Ken just wants to build a house
BOONOOROO battler Ken Rodger was shocked when he learned he had to pay $321 to the council’s town planning department to get a preliminary approval to get a building approval to build a house on a Tuan residential estate.
But by the time Mr Rodger goes through all the council and State Government processes to get his modest home up on a half-acre block, he may find himself $2000 to $3000 lighter and suffering from a severe stress headache.
“The Fraser Coast is under a mish mash, a nightmare of rules, regulations and legislation that govern where you can build and what you can build and it’s bogging down council’s planning department in domestic nonsense when they need to be able to concentrate on bigger projects,” private certifier Shane Macklin said.
“I’ve been in this business more than 20 years and the job is getting more and more complicated and more and more demanding. I’m spending 50 per cent of my day on bureaucracy, paperwork and planning requirements instead of on the buildings I certify.”
Mr Macklin emphasises the myriad planning processes for residential structures are not the fault of the council but rather down to the state’s new Sustainable Planning Act’s teething problems in fitting in with council regulations and codes.
“One of the problems we have here is the council is still operating off the four old shire planning processes while it works to bring out a new planning scheme to cover the entire region.”

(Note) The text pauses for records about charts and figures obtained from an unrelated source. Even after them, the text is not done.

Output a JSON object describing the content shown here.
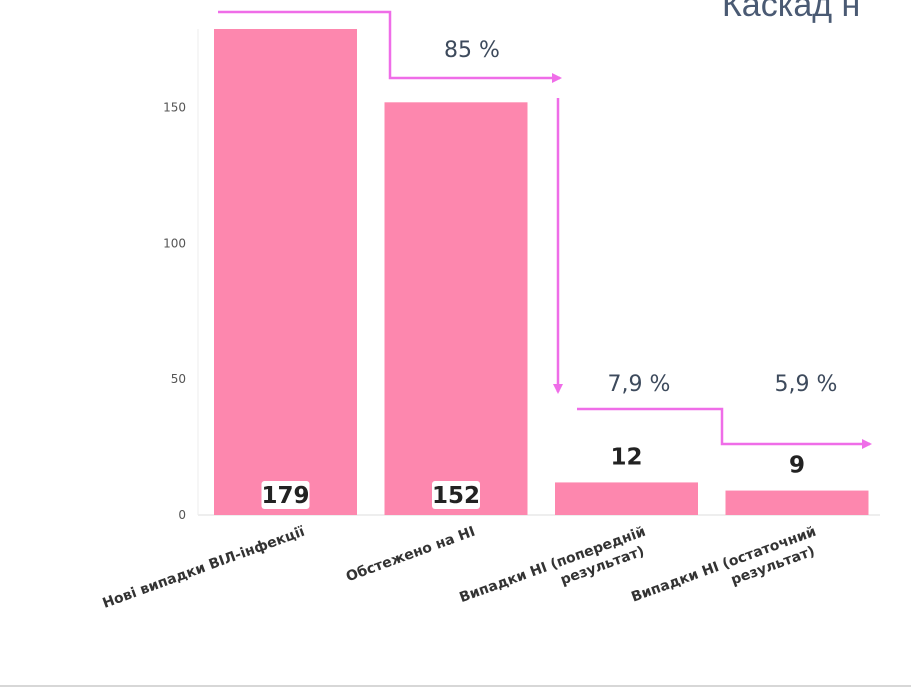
{
  "title": "Каскад н",
  "colors": {
    "bar": "#fd87ae",
    "arrow": "#ef6de8",
    "percent_text": "#3d4a5c",
    "tick_text": "#555555",
    "value_text": "#222222"
  },
  "chart_data": {
    "type": "bar",
    "categories": [
      "Нові випадки ВІЛ-інфекції",
      "Обстежено на НІ",
      "Випадки НІ (попередній результат)",
      "Випадки НІ (остаточний результат)"
    ],
    "values": [
      179,
      152,
      12,
      9
    ],
    "value_labels": [
      "179",
      "152",
      "12",
      "9"
    ],
    "yticks": [
      0,
      50,
      100,
      150
    ],
    "ytick_labels": [
      "0",
      "50",
      "100",
      "150"
    ],
    "ylim": [
      0,
      180
    ],
    "grid": false,
    "annotations": [
      "85 %",
      "7,9 %",
      "5,9 %"
    ]
  }
}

But Mr Rodger doesn’t care about the overload of planning process variables.
“Why should I have to pay $321 to town planning to get permission to get a permit from their building department to build a house in a council-approved residential estate?

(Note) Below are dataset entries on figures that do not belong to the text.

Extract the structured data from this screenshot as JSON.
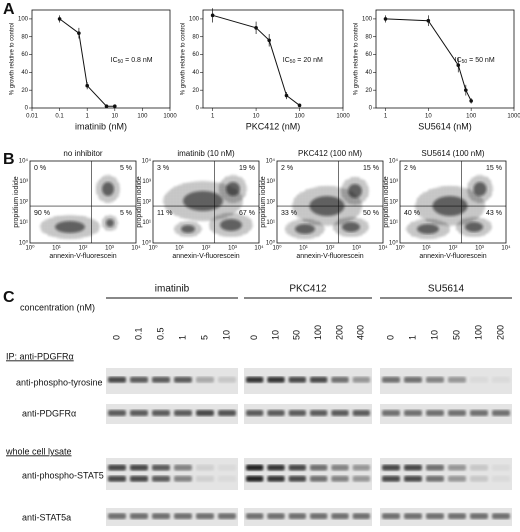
{
  "chart_data": [
    {
      "type": "line",
      "x": [
        0.1,
        0.5,
        1,
        5,
        10
      ],
      "values": [
        100,
        84,
        25,
        2,
        2
      ],
      "errors": [
        4,
        6,
        4,
        1,
        1
      ],
      "xlim": [
        0.01,
        1000
      ],
      "xticks": [
        0.01,
        0.1,
        1,
        10,
        100,
        1000
      ],
      "ylim": [
        0,
        110
      ],
      "yticks": [
        0,
        20,
        40,
        60,
        80,
        100
      ],
      "log_x": true,
      "xlabel": "imatinib (nM)",
      "ylabel": "% growth relative to control",
      "color": "#111",
      "annotation": {
        "main": "IC",
        "sub": "50",
        "rest": " = 0.8 nM"
      }
    },
    {
      "type": "line",
      "x": [
        1,
        10,
        20,
        50,
        100
      ],
      "values": [
        104,
        90,
        76,
        14,
        3
      ],
      "errors": [
        8,
        7,
        7,
        4,
        2
      ],
      "xlim": [
        0.6,
        1000
      ],
      "xticks": [
        1,
        10,
        100,
        1000
      ],
      "ylim": [
        0,
        110
      ],
      "yticks": [
        0,
        20,
        40,
        60,
        80,
        100
      ],
      "log_x": true,
      "xlabel": "PKC412 (nM)",
      "ylabel": "% growth relative to control",
      "color": "#111",
      "annotation": {
        "main": "IC",
        "sub": "50",
        "rest": " = 20 nM"
      }
    },
    {
      "type": "line",
      "x": [
        1,
        10,
        50,
        75,
        100
      ],
      "values": [
        100,
        98,
        48,
        20,
        8
      ],
      "errors": [
        4,
        6,
        8,
        6,
        3
      ],
      "xlim": [
        0.6,
        1000
      ],
      "xticks": [
        1,
        10,
        100,
        1000
      ],
      "ylim": [
        0,
        110
      ],
      "yticks": [
        0,
        20,
        40,
        60,
        80,
        100
      ],
      "log_x": true,
      "xlabel": "SU5614 (nM)",
      "ylabel": "% growth relative to control",
      "color": "#111",
      "annotation": {
        "main": "IC",
        "sub": "50",
        "rest": " = 50 nM"
      }
    }
  ],
  "panel_labels": [
    "A",
    "B",
    "C"
  ],
  "flow": {
    "xlabel": "annexin-V-fluorescein",
    "ylabel": "propidium iodide",
    "ticks": [
      "10⁰",
      "10¹",
      "10²",
      "10³",
      "10⁴"
    ],
    "panels": [
      {
        "title": "no inhibitor",
        "quadrants": [
          "0 %",
          "5 %",
          "90 %",
          "5 %"
        ]
      },
      {
        "title": "imatinib (10 nM)",
        "quadrants": [
          "3 %",
          "19 %",
          "11 %",
          "67 %"
        ]
      },
      {
        "title": "PKC412 (100 nM)",
        "quadrants": [
          "2 %",
          "15 %",
          "33 %",
          "50 %"
        ]
      },
      {
        "title": "SU5614 (100 nM)",
        "quadrants": [
          "2 %",
          "15 %",
          "40 %",
          "43 %"
        ]
      }
    ]
  },
  "blot": {
    "concentration_label": "concentration (nM)",
    "groups": [
      {
        "name": "imatinib",
        "lanes": [
          "0",
          "0.1",
          "0.5",
          "1",
          "5",
          "10"
        ]
      },
      {
        "name": "PKC412",
        "lanes": [
          "0",
          "10",
          "50",
          "100",
          "200",
          "400"
        ]
      },
      {
        "name": "SU5614",
        "lanes": [
          "0",
          "1",
          "10",
          "50",
          "100",
          "200"
        ]
      }
    ],
    "sections": [
      "IP: anti-PDGFRα",
      "whole cell lysate"
    ],
    "rows": [
      "anti-phospho-tyrosine",
      "anti-PDGFRα",
      "anti-phospho-STAT5",
      "anti-STAT5a"
    ]
  }
}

“And then the council tells me I’ll have to wait 20 to 40 working days for the first permit.
“This is absolutely ludicrous. I see it as just another way to rip $321 off me.
“I’ve emailed the premier because this so-called smart state is going backwards at a million miles an hour.
“And at the local level our rates have gone up and our services down.”
Mr Macklin said every domestic building application had to be treated individually because of block and house sizes, “old” council planning schemes, the new state legislation and existing State Government overlays.